In an overt prolapse, the cord visibly protrudes from the vagina, or a healthcare provider can feel it during a vaginal exam. Sometimes the first sign is a sudden, dramatic change in the baby’s heart rate on the monitor, specifically deep, prolonged drops that don’t recover between contractions. In occult prolapse, the cord is compressed alongside the baby but hasn’t come through the cervix, making it harder to detect. The main clue in that case is the heart rate pattern alone.

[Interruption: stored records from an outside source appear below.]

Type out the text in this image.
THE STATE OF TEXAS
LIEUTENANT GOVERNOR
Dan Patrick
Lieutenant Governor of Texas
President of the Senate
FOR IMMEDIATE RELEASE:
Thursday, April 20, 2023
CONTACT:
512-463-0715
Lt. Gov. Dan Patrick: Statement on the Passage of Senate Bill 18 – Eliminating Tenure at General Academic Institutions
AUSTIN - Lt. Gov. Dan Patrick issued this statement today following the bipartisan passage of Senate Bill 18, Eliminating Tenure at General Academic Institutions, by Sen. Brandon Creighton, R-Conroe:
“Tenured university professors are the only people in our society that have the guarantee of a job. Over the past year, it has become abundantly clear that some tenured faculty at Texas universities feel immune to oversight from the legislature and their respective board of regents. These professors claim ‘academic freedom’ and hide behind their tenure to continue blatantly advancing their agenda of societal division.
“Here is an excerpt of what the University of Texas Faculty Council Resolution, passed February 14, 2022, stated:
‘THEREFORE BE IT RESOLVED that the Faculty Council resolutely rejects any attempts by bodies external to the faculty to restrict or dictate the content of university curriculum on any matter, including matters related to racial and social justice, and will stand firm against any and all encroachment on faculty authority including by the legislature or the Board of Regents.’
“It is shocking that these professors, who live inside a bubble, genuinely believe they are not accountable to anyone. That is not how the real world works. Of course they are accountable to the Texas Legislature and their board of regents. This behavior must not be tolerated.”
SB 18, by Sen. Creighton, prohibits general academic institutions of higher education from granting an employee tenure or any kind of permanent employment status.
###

Sustained bradycardia is the most urgent signal. Unlike brief dips in heart rate that resolve when the contraction ends (suggesting intermittent, reversible compression), a heart rate that stays low indicates the cord is being continuously squeezed or has gone into spasm. That distinction matters because it determines how quickly the baby needs to be delivered.

Why Speed Matters

Cord prolapse almost always leads to an emergency cesarean delivery. The goal is to get the baby out before prolonged oxygen deprivation causes damage. Interestingly, research has found no single “ideal” number of minutes from diagnosis to delivery. Outcomes depend less on a fixed time target and more on whether the compression is continuous or intermittent and how quickly the baby’s oxygen levels are dropping.

When the outcome is poor, the consequences can be severe. Prolonged oxygen loss can lead to a type of brain injury that may result in cerebral palsy or other neurological problems. When prolapse is recognized quickly and delivery happens without significant delay, most babies do well, though long-term follow-up data remain limited.